In 1994, Scott Didlake, a master early-banjo builder living in Jackson, Mississippi, offered Mr. Ross an apprenticeship to study with him. After Scott's death, Mr. Ross returned to his home state of Maryland, where he has continued the research needed to authentically recreate the banjo in its earliest New World form.
His banjos have been exhibited in the Museum of Musical Instruments, Brussels, Belgium; Musical Instrument Museum, Phoenix, Arizona; Colonial Williamsburg Foundation, Williamsburg, Virginia; George Washington Historical Birthplace National Park, Colonial Beach, Virginia; Blue Ridge Institute, Ferrum, Virginia; Appomattox State Courthouse National Park, Appomattox, Virginia; Mercer Museum, Pennsylvania; Hines History Center, Pittsburgh, Pennsylvania; National Museum of African American Music, Nashville, Tennessee (forthcoming); Lefferts Historic House, Brooklyn, New York; and the Crooked Trail Road, Galax, Virginia. Photographs of his instruments have appeared in Picturing the Banjo by Leo G. Mazow; Banjo: America’s African Instrument by Laurent du Bois; Banjo: An Illustrated History by Bob Carlin; and Building New Banjos for an Old-Time World by Richard Jones-Bamman.
In 2010 he received a Maryland State Arts Council Apprenticeship award to study techniques of late 19th-century banjo construction with master luthier, Kevin Enoch. Mr. Ross’s latest instruments are inspired by the 1890s-1910s "classic-era" banjos but made for the contemporary Old-Time music setting. They feature intricate mother-of-pearl inlays, engravings, hardwood necks, ebony fingerboards.

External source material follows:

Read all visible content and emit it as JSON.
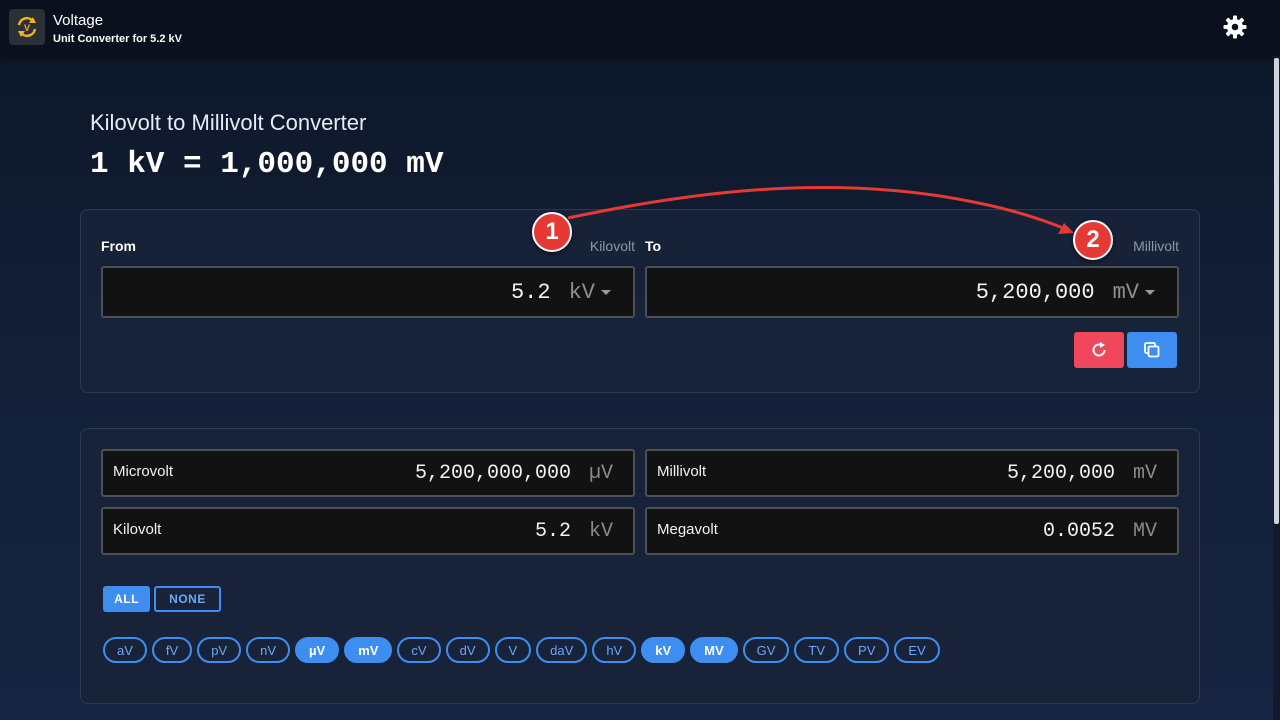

In 2014, Mr. Ross co-curated “Making Music: The Banjo in Baltimore and Beyond” with Greg Adams and Robert Winans. The exhibit at the Baltimore Museum of Industry explored the mid- to -late nineteenth century Baltimore banjo maker William E. Boucher, Jr. and the transformation of the banjo to a commercial product. He has an essay about the Haiti Banza discovery and early banjos in Banjo Roots and Branches (University of Illinois, 2018). Ross has lectured on banjo history and taught banjo construction and performance at the Baltimore Civil War Museum; Augusta Heritage Workshops; The National Folk Festival; The Black Banjo Gathering; and elsewhere.